One of the more common reasons that many give for reforming Social Security instead of abolishing this blatantly unconstitutional parasitic redistributionist Ponzi scheme is that people who paid into the program “deserve” to be paid back.  In essence, those who paid in are owed a payout.  Unfortunately, this is a myth perpetuated by politicians and believed by gullible idiots.

The reason why I say those who believe that citizens deserve payouts are idiots is due to one very simple Supreme Court case:  Flemming v.
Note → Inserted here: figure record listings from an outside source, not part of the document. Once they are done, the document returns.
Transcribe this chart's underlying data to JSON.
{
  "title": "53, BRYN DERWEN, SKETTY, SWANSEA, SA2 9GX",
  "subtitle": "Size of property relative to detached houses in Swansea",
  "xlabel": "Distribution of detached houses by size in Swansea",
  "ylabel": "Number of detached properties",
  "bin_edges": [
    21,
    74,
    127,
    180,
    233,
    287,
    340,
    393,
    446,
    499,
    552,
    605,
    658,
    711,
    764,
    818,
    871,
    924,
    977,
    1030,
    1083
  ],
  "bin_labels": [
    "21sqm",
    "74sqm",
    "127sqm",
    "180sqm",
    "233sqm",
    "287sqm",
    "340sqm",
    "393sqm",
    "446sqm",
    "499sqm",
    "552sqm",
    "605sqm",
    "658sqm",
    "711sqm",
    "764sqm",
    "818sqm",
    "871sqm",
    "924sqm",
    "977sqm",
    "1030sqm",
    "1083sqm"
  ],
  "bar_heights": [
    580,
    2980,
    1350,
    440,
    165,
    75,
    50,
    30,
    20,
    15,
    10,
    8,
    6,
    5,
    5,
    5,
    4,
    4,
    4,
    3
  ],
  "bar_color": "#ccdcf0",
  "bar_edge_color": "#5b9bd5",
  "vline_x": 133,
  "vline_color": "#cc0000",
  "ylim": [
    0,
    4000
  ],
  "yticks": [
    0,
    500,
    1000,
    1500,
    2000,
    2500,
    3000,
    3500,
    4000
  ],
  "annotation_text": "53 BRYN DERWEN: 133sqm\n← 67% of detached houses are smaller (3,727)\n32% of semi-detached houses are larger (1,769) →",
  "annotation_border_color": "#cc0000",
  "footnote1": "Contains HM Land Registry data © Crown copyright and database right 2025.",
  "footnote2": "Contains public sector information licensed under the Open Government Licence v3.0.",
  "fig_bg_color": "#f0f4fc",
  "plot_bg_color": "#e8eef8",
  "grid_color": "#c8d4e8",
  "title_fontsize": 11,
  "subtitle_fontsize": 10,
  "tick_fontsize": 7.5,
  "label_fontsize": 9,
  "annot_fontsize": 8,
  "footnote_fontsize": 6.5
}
Nestor.  This is a landmark case where Social Security is concerned, and every citizen needs to know the ruling and understand its implications.

The background the case is very simple.  A man named Nestor was deported from the United States in 1956 for being a communist.  He had been eligible for Social Security payments since 1955, and wished to continue receiving said payments.  His basic argument was that because he paid into the system, per the terms set forth by Section 1104 of the 1935 Social Security Act, he deserved his payment. 

Specifically, he argued that his payments were a right protected under the Fifth Amendment, which says:

No person shall be held to answer for a capital, or otherwise infamous crime, unless on a presentment or indictment of a Grand Jury, except in cases arising in the land or naval forces, or in the Militia, when in actual service in time of War or public danger; nor shall any person be subject for the same offense to be twice put in jeopardy of life or limb; nor shall be compelled in any criminal case to be a witness against himself, nor be deprived of life, liberty, or property, without due process of law; nor shall private property be taken for public use, without just compensation. [Emphasis added.]

Nestor’s argument was that the government was required to pay him his Social Security benefits.  If they refused to, they were essentially taking away what was owed him, and therefore owed him in-kind compensation.  Note that Nestor’s argument is contingent on Social Security being treated as a debt obligation, which would essentially make it an asset comparable to an annuity.

The Supreme Court decided this case in 1960, and ruled that:
2. A PERSON COVERED BY THE SOCIAL SECURITY ACT HAS NOT SUCH A RIGHT IN OLD-AGE BENEFIT PAYMENTS AS WOULD MAKE EVERY DEFEASANCE OF "ACCRUED" INTERESTS VIOLATIVE OF THE DUE PROCESS CLAUSE OF THE FIFTH AMENDMENT. PP. 608-611.
(A) THE NONCONTRACTUAL INTEREST OF AN EMPLOYEE COVERED BY THE ACT CANNOT BE SOUNDLY ANALOGIZED TO THAT OF THE HOLDER OF AN ANNUITY, WHOSE RIGHTS TO BENEFITS ARE BASED ON HIS CONTRACTUAL PREMIUM PAYMENTS. PP. 608-610.
(B) TO ENGRAFT UPON THE SOCIAL SECURITY SYSTEM A CONCEPT OF "ACCRUED PROPERTY RIGHTS" WOULD DEPRIVE IT OF THE FLEXIBILITY AND BOLDNESS IN ADJUSTMENT TO EVER-CHANGING CONDITIONS WHICH IT DEMANDS AND WHICH CONGRESS PROBABLY HAD IN MIND WHEN IT EXPRESSLY RESERVED THE RIGHT TO ALTER, AMEND OR REPEAL ANY PROVISION OF THE ACT. PP. 610-611.

The basic gist of the ruling is that systemic flexibility is built into Social Security (specifically, Section 1104) in order to ensure that the system can respond to social changes.  The logical conclusion from this assertion is that Congressional power to tweak the eligibility requirements negates citizens’ claims to benefits.

In plain English, no one is guaranteed Social Security benefits.  The payroll “contribution” is merely a tax.  All the claims of people “deserving” their Social Security check is pure bunk.  Quite simply, you pay a tax, and are guaranteed nothing in return.  You have no legal ground to demand Social Security payments.

There have been plenty of politicians who have claimed that Social Security is like a retirement account, that you get back what you pay in, plus a return on investment.  They lied.  And you are a fool if you believed them.